Sherman and Brown Introduce Bill to Provide Justice to Wells Fargo Victims
Legislation Allows Cheated Customers Their Day in Court
Sherman Oaks, CA – Today, Congressman Brad Sherman (D- Sherman Oaks) and Senator Sherrod Brown (D-Ohio) introduced the Justice for Victims of Fraud Act of 2016. The bill will close a Wells Fargo forced arbitration loophole by preventing Wells Fargo from applying its mandatory arbitration clauses to the millions of fake accounts created without customer consent.
“If a customer never authorized the opening of a credit card or checking account, that same customer should not be bound by an arbitration agreement for a separate, legitimate account,” said Sherman. “Cheated customers should have the choice to opt out of phony contractual arbitration provisions and seek justice in court.”
The bill also clarifies that a judge should make a decision in public about whether an account was fraudulently opened, rather than a determination being made by an arbitration panel behind closed doors.
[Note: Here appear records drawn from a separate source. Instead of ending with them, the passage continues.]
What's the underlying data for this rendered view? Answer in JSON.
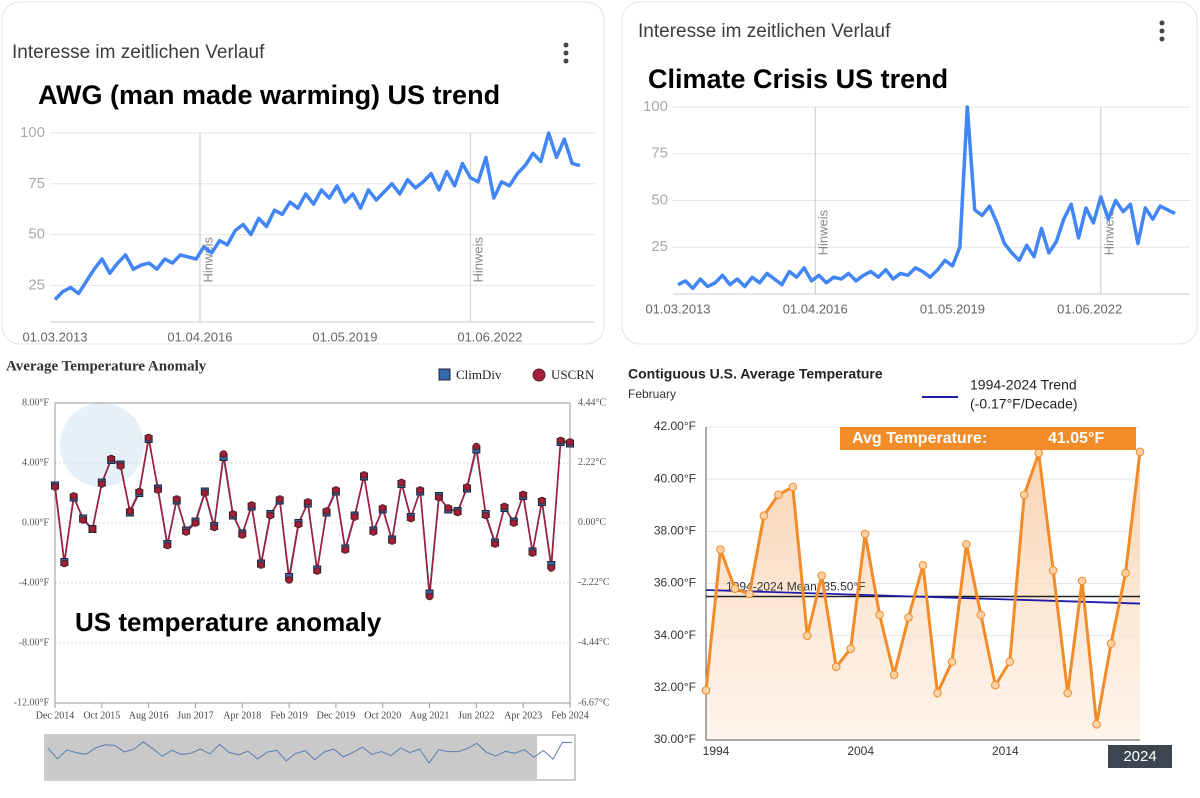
{
  "chart_data": [
    {
      "type": "line",
      "header": "Interesse im zeitlichen Verlauf",
      "title": "AWG (man made warming) US trend",
      "values": [
        18,
        22,
        24,
        21,
        27,
        33,
        38,
        31,
        36,
        40,
        33,
        35,
        36,
        33,
        38,
        36,
        40,
        39,
        38,
        44,
        41,
        47,
        45,
        52,
        55,
        50,
        58,
        54,
        62,
        60,
        66,
        63,
        70,
        65,
        72,
        68,
        74,
        66,
        70,
        63,
        72,
        67,
        71,
        75,
        70,
        77,
        73,
        76,
        80,
        72,
        81,
        74,
        85,
        78,
        76,
        88,
        68,
        76,
        74,
        80,
        84,
        90,
        86,
        100,
        88,
        97,
        85,
        84
      ],
      "color": "#4285f4",
      "xlim": [
        0,
        67
      ],
      "xticks": [
        {
          "value": 0,
          "label": "01.03.2013"
        },
        {
          "value": 18.5,
          "label": "01.04.2016"
        },
        {
          "value": 37,
          "label": "01.05.2019"
        },
        {
          "value": 55.5,
          "label": "01.06.2022"
        }
      ],
      "ylim": [
        7,
        100
      ],
      "yticks": [
        25,
        50,
        75,
        100
      ],
      "grid": true,
      "annotations": [
        {
          "x": 18.5,
          "label": "Hinweis"
        },
        {
          "x": 53,
          "label": "Hinweis"
        }
      ]
    },
    {
      "type": "line",
      "header": "Interesse im zeitlichen Verlauf",
      "title": "Climate Crisis US trend",
      "values": [
        5,
        7,
        3,
        8,
        4,
        6,
        10,
        5,
        8,
        4,
        9,
        6,
        11,
        8,
        5,
        12,
        9,
        14,
        7,
        10,
        6,
        9,
        8,
        11,
        7,
        10,
        12,
        9,
        13,
        8,
        11,
        10,
        14,
        12,
        9,
        13,
        18,
        15,
        25,
        100,
        45,
        42,
        47,
        38,
        27,
        22,
        18,
        26,
        20,
        35,
        22,
        28,
        40,
        48,
        30,
        46,
        38,
        52,
        40,
        50,
        44,
        48,
        27,
        46,
        40,
        47,
        45,
        43
      ],
      "color": "#4285f4",
      "xlim": [
        0,
        67
      ],
      "xticks": [
        {
          "value": 0,
          "label": "01.03.2013"
        },
        {
          "value": 18.5,
          "label": "01.04.2016"
        },
        {
          "value": 37,
          "label": "01.05.2019"
        },
        {
          "value": 55.5,
          "label": "01.06.2022"
        }
      ],
      "ylim": [
        0,
        100
      ],
      "yticks": [
        25,
        50,
        75,
        100
      ],
      "grid": true,
      "annotations": [
        {
          "x": 18.5,
          "label": "Hinweis"
        },
        {
          "x": 57,
          "label": "Hinweis"
        }
      ]
    },
    {
      "type": "line",
      "title": "Average Temperature Anomaly",
      "annotation": "US temperature anomaly",
      "categories": [
        "Dec 2014",
        null,
        null,
        null,
        null,
        "Oct 2015",
        null,
        null,
        null,
        null,
        "Aug 2016",
        null,
        null,
        null,
        null,
        "Jun 2017",
        null,
        null,
        null,
        null,
        "Apr 2018",
        null,
        null,
        null,
        null,
        "Feb 2019",
        null,
        null,
        null,
        null,
        "Dec 2019",
        null,
        null,
        null,
        null,
        "Oct 2020",
        null,
        null,
        null,
        null,
        "Aug 2021",
        null,
        null,
        null,
        null,
        "Jun 2022",
        null,
        null,
        null,
        null,
        "Apr 2023",
        null,
        null,
        null,
        null,
        "Feb 2024"
      ],
      "series": [
        {
          "name": "ClimDiv",
          "color": "#3568a8",
          "marker": "square",
          "values": [
            2.5,
            -2.6,
            1.7,
            0.3,
            -0.4,
            2.7,
            4.2,
            3.9,
            0.7,
            2.0,
            5.6,
            2.3,
            -1.4,
            1.5,
            -0.5,
            0.1,
            2.1,
            -0.2,
            4.4,
            0.5,
            -0.7,
            1.1,
            -2.7,
            0.6,
            1.5,
            -3.6,
            0.0,
            1.3,
            -3.1,
            0.7,
            2.1,
            -1.7,
            0.5,
            3.1,
            -0.5,
            0.9,
            -1.1,
            2.6,
            0.4,
            2.1,
            -4.7,
            1.8,
            0.9,
            0.8,
            2.3,
            4.9,
            0.6,
            -1.3,
            1.0,
            0.1,
            1.8,
            -1.9,
            1.4,
            -2.8,
            5.4,
            5.3
          ]
        },
        {
          "name": "USCRN",
          "color": "#a51d38",
          "marker": "circle",
          "values": [
            2.4,
            -2.7,
            1.8,
            0.2,
            -0.4,
            2.6,
            4.3,
            3.8,
            0.8,
            2.1,
            5.7,
            2.2,
            -1.5,
            1.6,
            -0.6,
            0.0,
            2.0,
            -0.3,
            4.6,
            0.6,
            -0.8,
            1.2,
            -2.8,
            0.5,
            1.6,
            -3.8,
            -0.1,
            1.4,
            -3.2,
            0.8,
            2.2,
            -1.8,
            0.4,
            3.2,
            -0.6,
            1.0,
            -1.2,
            2.7,
            0.3,
            2.2,
            -4.9,
            1.7,
            1.0,
            0.7,
            2.4,
            5.1,
            0.5,
            -1.4,
            1.1,
            0.0,
            1.9,
            -2.0,
            1.5,
            -3.0,
            5.5,
            5.4
          ]
        }
      ],
      "ylim": [
        -12,
        8
      ],
      "yticks": [
        {
          "value": 8,
          "label": "8.00°F"
        },
        {
          "value": 4,
          "label": "4.00°F"
        },
        {
          "value": 0,
          "label": "0.00°F"
        },
        {
          "value": -4,
          "label": "-4.00°F"
        },
        {
          "value": -8,
          "label": "-8.00°F"
        },
        {
          "value": -12,
          "label": "-12.00°F"
        }
      ],
      "y2lim": [
        -6.67,
        4.44
      ],
      "y2ticks": [
        {
          "value": 4.44,
          "label": "4.44°C"
        },
        {
          "value": 2.22,
          "label": "2.22°C"
        },
        {
          "value": 0,
          "label": "0.00°C"
        },
        {
          "value": -2.22,
          "label": "-2.22°C"
        },
        {
          "value": -4.44,
          "label": "-4.44°C"
        },
        {
          "value": -6.67,
          "label": "-6.67°C"
        }
      ],
      "grid": true
    },
    {
      "type": "area",
      "title": "Contiguous U.S. Average Temperature",
      "subtitle": "February",
      "x": [
        1994,
        1995,
        1996,
        1997,
        1998,
        1999,
        2000,
        2001,
        2002,
        2003,
        2004,
        2005,
        2006,
        2007,
        2008,
        2009,
        2010,
        2011,
        2012,
        2013,
        2014,
        2015,
        2016,
        2017,
        2018,
        2019,
        2020,
        2021,
        2022,
        2023,
        2024
      ],
      "values": [
        31.9,
        37.3,
        35.8,
        35.6,
        38.6,
        39.4,
        39.7,
        34.0,
        36.3,
        32.8,
        33.5,
        37.9,
        34.8,
        32.5,
        34.7,
        36.7,
        31.8,
        33.0,
        37.5,
        34.8,
        32.1,
        33.0,
        39.4,
        41.0,
        36.5,
        31.8,
        36.1,
        30.6,
        33.7,
        36.4,
        41.05
      ],
      "color": "#f28c28",
      "xlim": [
        1994,
        2024
      ],
      "xticks": [
        1994,
        2004,
        2014,
        2024
      ],
      "ylim": [
        30,
        42
      ],
      "yticks": [
        {
          "value": 30,
          "label": "30.00°F"
        },
        {
          "value": 32,
          "label": "32.00°F"
        },
        {
          "value": 34,
          "label": "34.00°F"
        },
        {
          "value": 36,
          "label": "36.00°F"
        },
        {
          "value": 38,
          "label": "38.00°F"
        },
        {
          "value": 40,
          "label": "40.00°F"
        },
        {
          "value": 42,
          "label": "42.00°F"
        }
      ],
      "grid": true,
      "mean": {
        "value": 35.5,
        "label": "1994-2024 Mean: 35.50°F"
      },
      "trend": {
        "name": "1994-2024 Trend",
        "note": "(-0.17°F/Decade)",
        "color": "#1c1ca8",
        "values": [
          35.75,
          35.23
        ]
      },
      "tooltip": {
        "label": "Avg Temperature:",
        "value": "41.05°F"
      }
    }
  ]
}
“Forced arbitration is shielding Wells Fargo from being held accountable for tanking customers’ credit scores and charging them fraudulent fines,” said Brown. “Wells Fargo’s customers never intended to sign away their right to fight back against fraud and deceit. We need to give customers back their ability to seek justice in court so they can be made whole again.”
Sherman is a senior member of the Financial Services Committee. He questioned former Chairman and CEO of Wells Fargo John Stumpf in a Committee Hearing on September 29, 2016 about whether the bank will apply its mandatory arbitration clauses intended for real accounts to the fraudulent accounts.
“The cheated Wells Fargo customers deserve their day in court. Are you going to hold them to these forced arbitration clauses and screw them again out of their day in court, or are you willing to waive those clauses and say if you're caught up in this, you get your choice whether you have arbitration or not?” asked Sherman.
In his response, Stumpf refused to waive forced arbitration for the victims.
Sherman has also called attention to Wells Fargo’s deception. He documented how Stumpf bragged about the bank’s credit card cross penetration rates to shareholders well after the firing of thousands of employees for falsifying accounts.
“Wells Fargo took 5,300 good Americans and turned them into felons with a system that its executives created and benefited from,” said Sherman.
The bill has been endorsed by the American Association for Justice, Consumers Union, the National Association of Consumer Advocates, the National Consumer Law Center (on behalf of its low income clients), Americans for Financial Reform, the Center for Responsible Lending, the National Association for the Advancement of Colored People (NAACP), Media Voices for Children, Allied Progress, the Woodstock Institute, the Franciscan Action Network, the Economic Policy Institute Center, California Reinvestment Coalition, Consumers for Auto Reliability and Safety, National Consumers League, and Public Justice.
In introducing the Justice for Victims of Fraud Act of 2016, Sherman and Brown were joined by Representatives Conyers (Ranking Member of the Judiciary Committee), Capuano, Cartwright, Chu, Danny Davis, Edwards, Grijalva, Lawrence, Napolitano, and Norton and Senators Leahy, Franken, Durbin, Tester, Murray, Merkley, Warren, Hirono, Casey, Warner, Menendez, Blumenthal, Heitkamp, and Reed.
Sherman has been a longtime advocate of breaking up the big banks. He introduced the Too Big to Fail, Too Big to Exist Act with Senator Bernie Sanders.
“Wells Fargo’s deceptive and fraudulent practices demonstrate that it’s too big to fail, too big to manage, too big to regulate, and too big to exist. It’s time to break these giant banks up,” said Sherman.